If the success of a football player is measured in the inches of his biceps or how many times he can flip a giant tire, then newly signed Jets safety LaRon Landry might as well schedule a session with a sculptor for his bust in Canton.
Unfortunately for Landry, whom the Jets introduced to the New York media on Tuesday afternoon via conference call, play on the field is what he will be judged on. The former Redskins safety, who was the No. 6 player selected in the 2007 NFL Draft, has been limited to just 17 games over the past two seasons. An Achilles injury first popped up in 2010, cutting into his season and then derailing him the next year as well.
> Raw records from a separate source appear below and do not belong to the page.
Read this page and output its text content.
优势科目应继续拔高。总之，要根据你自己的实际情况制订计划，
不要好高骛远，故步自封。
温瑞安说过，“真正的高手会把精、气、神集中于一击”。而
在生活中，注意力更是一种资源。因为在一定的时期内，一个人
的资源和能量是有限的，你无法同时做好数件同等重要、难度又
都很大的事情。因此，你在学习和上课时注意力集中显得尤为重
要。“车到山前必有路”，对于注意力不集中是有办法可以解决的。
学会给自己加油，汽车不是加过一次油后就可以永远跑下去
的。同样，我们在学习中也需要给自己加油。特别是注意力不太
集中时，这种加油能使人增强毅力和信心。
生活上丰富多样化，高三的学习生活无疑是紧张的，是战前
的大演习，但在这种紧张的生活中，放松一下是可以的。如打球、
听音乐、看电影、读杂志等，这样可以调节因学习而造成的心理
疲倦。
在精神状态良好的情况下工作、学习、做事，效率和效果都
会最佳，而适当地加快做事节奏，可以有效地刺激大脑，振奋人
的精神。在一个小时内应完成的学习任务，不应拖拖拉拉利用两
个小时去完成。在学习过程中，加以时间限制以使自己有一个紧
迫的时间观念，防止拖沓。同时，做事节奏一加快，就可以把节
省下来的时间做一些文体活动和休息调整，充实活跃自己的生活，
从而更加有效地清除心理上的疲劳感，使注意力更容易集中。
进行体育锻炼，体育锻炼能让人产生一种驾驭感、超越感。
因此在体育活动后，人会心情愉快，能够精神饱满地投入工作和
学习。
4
He opted out of surgery which he says could have cost him the first six games of the season.
“Unfortunately midway through [last] season the injury moved kind of further down towards the bone type issues,” Landry said. “It wasn’t really an Achilles issue last year. The reason why I opted out of surgery is that it wasn’t really an Achilles injury.”
It’s clear from both Landry and Jets general manager Mike Tannenbaum that the player isn’t quite ready to take to the field yet. While he said his attendance at offseason team activities (OTAs) and mini-camp is not an issue, Landry did dodge questions about how much he will be ready to participate saying he will be active “as much as possible.”
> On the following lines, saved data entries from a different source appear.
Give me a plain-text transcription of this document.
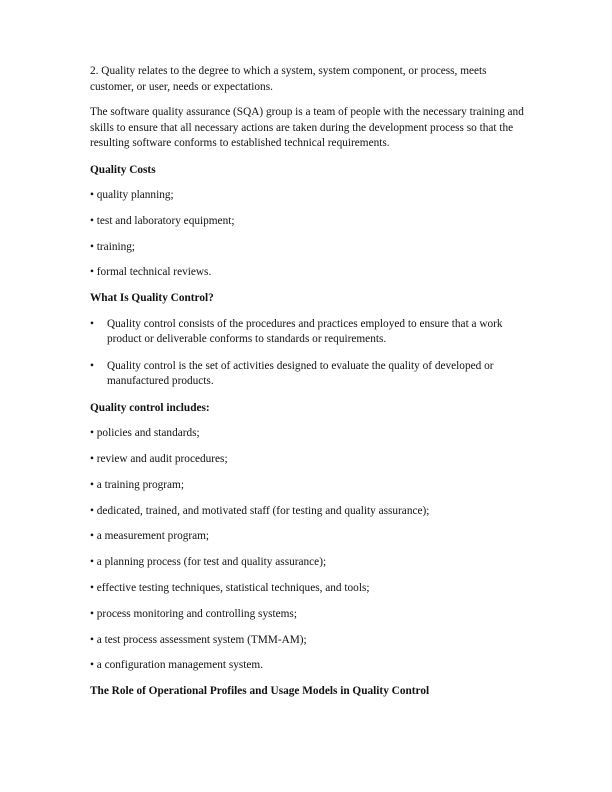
2. Quality relates to the degree to which a system, system component, or process, meets customer, or user, needs or expectations.

The software quality assurance (SQA) group is a team of people with the necessary training and skills to ensure that all necessary actions are taken during the development process so that the resulting software conforms to established technical requirements.

Quality Costs

• quality planning;

• test and laboratory equipment;

• training;

• formal technical reviews.

What Is Quality Control?

• Quality control consists of the procedures and practices employed to ensure that a work product or deliverable conforms to standards or requirements.
• Quality control is the set of activities designed to evaluate the quality of developed or manufactured products.

Quality control includes:

• policies and standards;

• review and audit procedures;

• a training program;

• dedicated, trained, and motivated staff (for testing and quality assurance);

• a measurement program;

• a planning process (for test and quality assurance);

• effective testing techniques, statistical techniques, and tools;

• process monitoring and controlling systems;

• a test process assessment system (TMM-AM);

• a configuration management system.

The Role of Operational Profiles and Usage Models in Quality Control
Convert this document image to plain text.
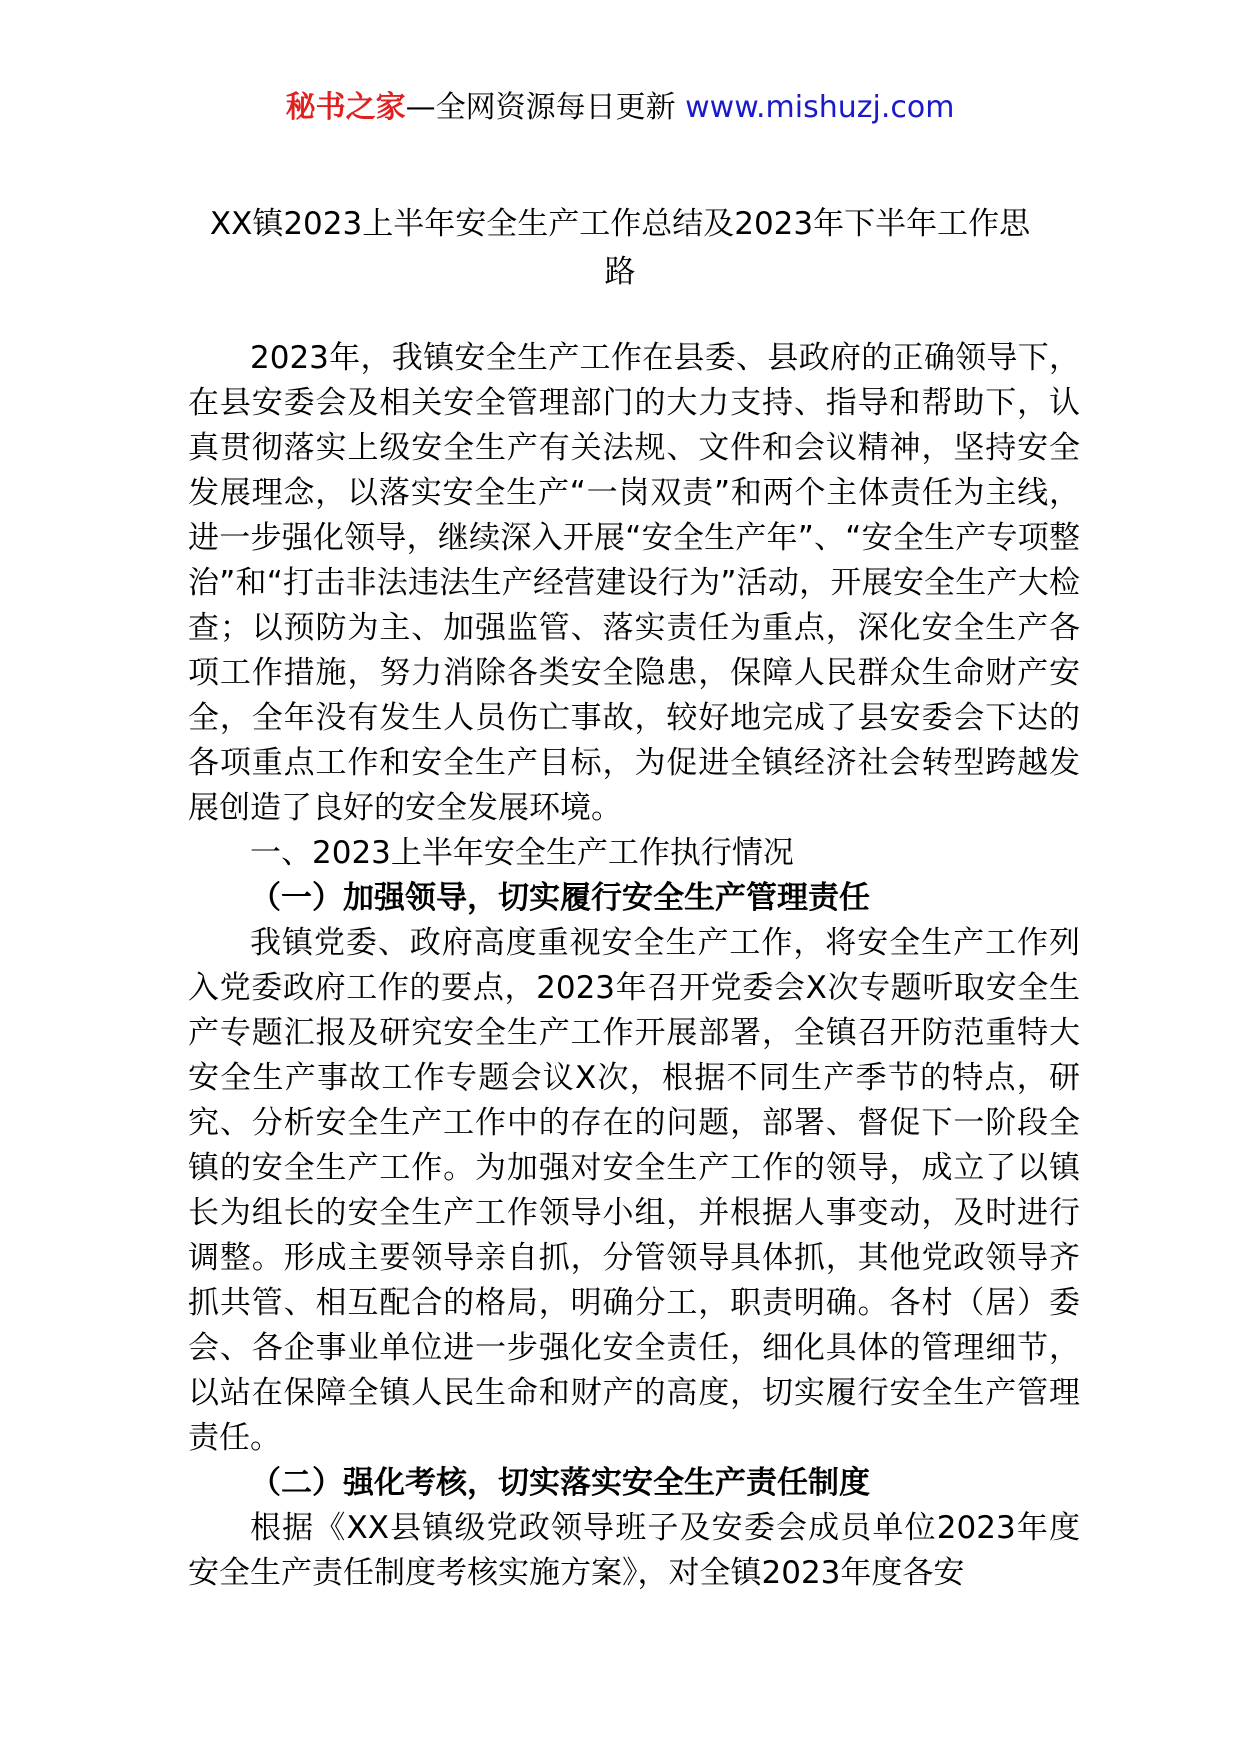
秘书之家—全网资源每日更新 www.mishuzj.com
XX镇2023上半年安全生产工作总结及2023年下半年工作思
路

2023年，我镇安全生产工作在县委、县政府的正确领导下，在县安委会及相关安全管理部门的大力支持、指导和帮助下，认真贯彻落实上级安全生产有关法规、文件和会议精神，坚持安全发展理念，以落实安全生产“一岗双责”和两个主体责任为主线，进一步强化领导，继续深入开展“安全生产年”、“安全生产专项整治”和“打击非法违法生产经营建设行为”活动，开展安全生产大检查；以预防为主、加强监管、落实责任为重点，深化安全生产各项工作措施，努力消除各类安全隐患，保障人民群众生命财产安全，全年没有发生人员伤亡事故，较好地完成了县安委会下达的各项重点工作和安全生产目标，为促进全镇经济社会转型跨越发展创造了良好的安全发展环境。

一、2023上半年安全生产工作执行情况

（一）加强领导，切实履行安全生产管理责任

我镇党委、政府高度重视安全生产工作，将安全生产工作列入党委政府工作的要点，2023年召开党委会X次专题听取安全生产专题汇报及研究安全生产工作开展部署，全镇召开防范重特大安全生产事故工作专题会议X次，根据不同生产季节的特点，研究、分析安全生产工作中的存在的问题，部署、督促下一阶段全镇的安全生产工作。为加强对安全生产工作的领导，成立了以镇长为组长的安全生产工作领导小组，并根据人事变动，及时进行调整。形成主要领导亲自抓，分管领导具体抓，其他党政领导齐抓共管、相互配合的格局，明确分工，职责明确。各村（居）委会、各企事业单位进一步强化安全责任，细化具体的管理细节，以站在保障全镇人民生命和财产的高度，切实履行安全生产管理责任。

（二）强化考核，切实落实安全生产责任制度

根据《XX县镇级党政领导班子及安委会成员单位2023年度安全生产责任制度考核实施方案》，对全镇2023年度各安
Tannenbaum wasn’t worried that his new signing might not fully participate in OTAs or mini-camp. He said the goal is to get him on the field for the season opener.
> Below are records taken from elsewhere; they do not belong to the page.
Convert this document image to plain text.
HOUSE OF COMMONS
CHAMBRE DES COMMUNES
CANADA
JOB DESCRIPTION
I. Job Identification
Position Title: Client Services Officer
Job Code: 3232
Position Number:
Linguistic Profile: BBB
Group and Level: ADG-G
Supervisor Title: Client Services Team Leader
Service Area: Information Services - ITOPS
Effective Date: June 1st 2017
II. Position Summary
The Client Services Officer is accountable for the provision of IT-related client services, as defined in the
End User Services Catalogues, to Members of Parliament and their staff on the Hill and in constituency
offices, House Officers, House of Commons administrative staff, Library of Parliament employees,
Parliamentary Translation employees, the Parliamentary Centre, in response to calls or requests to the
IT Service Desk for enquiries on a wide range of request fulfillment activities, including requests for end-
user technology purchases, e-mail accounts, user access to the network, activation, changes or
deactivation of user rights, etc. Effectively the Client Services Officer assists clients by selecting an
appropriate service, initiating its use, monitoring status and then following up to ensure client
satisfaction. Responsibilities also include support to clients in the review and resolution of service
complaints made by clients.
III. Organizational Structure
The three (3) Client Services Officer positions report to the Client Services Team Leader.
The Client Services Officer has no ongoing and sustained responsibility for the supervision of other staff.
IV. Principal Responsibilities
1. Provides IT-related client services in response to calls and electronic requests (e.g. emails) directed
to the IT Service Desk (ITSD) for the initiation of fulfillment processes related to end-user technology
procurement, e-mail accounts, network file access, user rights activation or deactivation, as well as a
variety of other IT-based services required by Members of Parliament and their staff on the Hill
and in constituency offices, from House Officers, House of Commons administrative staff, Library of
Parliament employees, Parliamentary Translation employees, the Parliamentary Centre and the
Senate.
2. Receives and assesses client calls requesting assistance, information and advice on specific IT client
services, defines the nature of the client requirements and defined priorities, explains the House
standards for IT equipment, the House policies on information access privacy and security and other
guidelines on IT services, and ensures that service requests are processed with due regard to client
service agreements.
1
“We feel really good about LaRon, we feel really good about our medical department and we’re going to work as a partnership to get him ready for opening day,” Tannenbaum said. “Barring anything unforeseen we think he’ll be ready to go.”
The one-year deal helps fill needs in the secondary where Eric Smith was the only returning safety. Landry, who at the 2007 NFL Combine clocked a 4.35 time in the 40, is known as a run stopper and brings versatility to the position. He also brings a “gym rat” mentality to the team as he made waves last month when a photo of him appeared on Twitter showing clear muscle and size gains.
Rumors that the image was photoshopped or that Landry was on steroids began to circulate, but neither the player’s history with injuries or the recent whispers about his strength gains scared the Jets away from their biggest prize of free agency. In turn, Landry fell in love with his new team, making the decision a simple one.
“It was multiple things. First of all, a great organization, well-rounded. A player-driven organization, all for the players and basically winning ball games. And that’s what it’s all about, winning ball games, going to the playoffs and getting a ring,” Landry said.
“It’s a player-driven organization so it’s kind of like a no-brainer.”